Korekta: Aleksander Barancewicz, Łukasz Wieruszewski
Po wielkiej euforii związanej ze
zdobyciem „lodowego szczytu” Gruzji nadszedł przykry moment wyprawy. Z powodu
braku poważnego podejścia do obowiązków urzędowych finalnie Olo nie otrzymał
wizy rosyjskiej. Zatem przekroczenie
granicy gruzińsko – rosyjskiej dla niego było niemożliwe, przyszedł więc czas
na rozłąkę. Ekipa wyprawy 3x5k musiała się podzielić. Olo planował pozwiedzać
trochę Gruzji a potem polecieć prosto do Polski. My mieliśmy przed sobą jeszcze
zdobycie Elbrusa i podróż przez Rosję i Ukrainę.
Jako, że wszyscy turyści
podróżowali na trasie Tbilisi – Kazbegi, mieliśmy nie lada wyzywanie przedostać
się za granicę mocarstwa, tym bardziej, że oficjalnie nie istniało przejście
graniczne, a sama granica była zamknięta.

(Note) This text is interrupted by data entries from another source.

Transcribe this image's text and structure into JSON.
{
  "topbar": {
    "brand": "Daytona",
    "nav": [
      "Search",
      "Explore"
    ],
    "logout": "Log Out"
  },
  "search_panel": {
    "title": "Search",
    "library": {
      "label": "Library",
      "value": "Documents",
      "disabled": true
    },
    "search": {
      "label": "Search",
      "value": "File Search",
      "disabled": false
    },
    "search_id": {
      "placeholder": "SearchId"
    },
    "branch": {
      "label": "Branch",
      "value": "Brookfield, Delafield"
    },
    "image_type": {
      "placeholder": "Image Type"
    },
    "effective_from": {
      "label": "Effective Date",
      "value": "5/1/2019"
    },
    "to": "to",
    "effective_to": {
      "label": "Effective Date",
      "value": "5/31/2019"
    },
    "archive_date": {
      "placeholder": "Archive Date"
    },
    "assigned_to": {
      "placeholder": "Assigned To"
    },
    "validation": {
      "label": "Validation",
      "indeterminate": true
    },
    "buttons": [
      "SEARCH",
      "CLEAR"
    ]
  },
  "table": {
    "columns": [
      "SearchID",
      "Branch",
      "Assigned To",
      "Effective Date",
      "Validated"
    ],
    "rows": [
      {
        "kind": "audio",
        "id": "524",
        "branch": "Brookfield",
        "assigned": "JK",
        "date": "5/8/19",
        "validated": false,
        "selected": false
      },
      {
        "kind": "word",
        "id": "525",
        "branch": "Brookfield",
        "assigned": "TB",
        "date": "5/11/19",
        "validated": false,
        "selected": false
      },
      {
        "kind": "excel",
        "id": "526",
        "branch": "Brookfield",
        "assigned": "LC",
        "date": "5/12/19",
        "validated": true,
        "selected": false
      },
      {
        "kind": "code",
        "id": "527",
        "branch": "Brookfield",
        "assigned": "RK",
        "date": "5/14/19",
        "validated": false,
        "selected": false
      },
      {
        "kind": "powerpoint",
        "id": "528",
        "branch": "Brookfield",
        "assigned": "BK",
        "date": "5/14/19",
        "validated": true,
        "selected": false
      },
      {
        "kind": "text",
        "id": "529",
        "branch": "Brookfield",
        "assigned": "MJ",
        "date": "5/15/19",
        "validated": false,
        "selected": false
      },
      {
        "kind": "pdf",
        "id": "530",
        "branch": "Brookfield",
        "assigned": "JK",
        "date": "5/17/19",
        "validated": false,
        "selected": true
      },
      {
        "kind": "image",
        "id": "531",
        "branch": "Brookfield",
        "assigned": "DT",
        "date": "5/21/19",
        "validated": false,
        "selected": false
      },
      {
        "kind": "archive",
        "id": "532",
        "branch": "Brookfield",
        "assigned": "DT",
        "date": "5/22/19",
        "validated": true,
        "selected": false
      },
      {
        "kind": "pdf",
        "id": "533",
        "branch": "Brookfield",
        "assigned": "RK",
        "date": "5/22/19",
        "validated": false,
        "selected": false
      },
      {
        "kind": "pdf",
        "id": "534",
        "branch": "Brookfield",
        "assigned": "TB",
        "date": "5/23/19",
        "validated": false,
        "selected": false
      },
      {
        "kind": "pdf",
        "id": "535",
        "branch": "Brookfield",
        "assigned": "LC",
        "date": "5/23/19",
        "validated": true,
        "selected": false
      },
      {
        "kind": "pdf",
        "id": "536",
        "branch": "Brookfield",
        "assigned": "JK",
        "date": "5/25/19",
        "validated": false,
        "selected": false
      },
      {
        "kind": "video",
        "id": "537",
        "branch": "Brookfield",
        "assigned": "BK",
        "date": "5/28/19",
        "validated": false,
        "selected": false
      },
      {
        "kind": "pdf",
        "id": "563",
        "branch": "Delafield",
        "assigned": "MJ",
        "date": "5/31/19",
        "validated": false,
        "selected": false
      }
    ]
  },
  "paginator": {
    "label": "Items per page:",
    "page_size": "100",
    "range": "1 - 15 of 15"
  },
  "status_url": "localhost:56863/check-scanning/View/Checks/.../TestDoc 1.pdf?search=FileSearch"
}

Rankiem zeszliśmy do centrum (dużo
powiedziane), aby rozeznać się jak wygląda możliwość dojazdu do Nalchika
(miasta, z którego już łatwo było dostać się pod sam Elbrus). Zapytaliśmy
wyróżniającego się mężczyzny, który wyglądał na zarządzającego przewozem osób,
o marszrutkę w kierunku Rosji. Twierdził, że nie ma regularnej linii
obsługującej tę trasę, ale zaoferował nam pomoc swojego znajomego Rosjanina. Po
wykonaniu kilki telefonów uzgodniliśmy cenę przewozu na 150$, z czego „manager”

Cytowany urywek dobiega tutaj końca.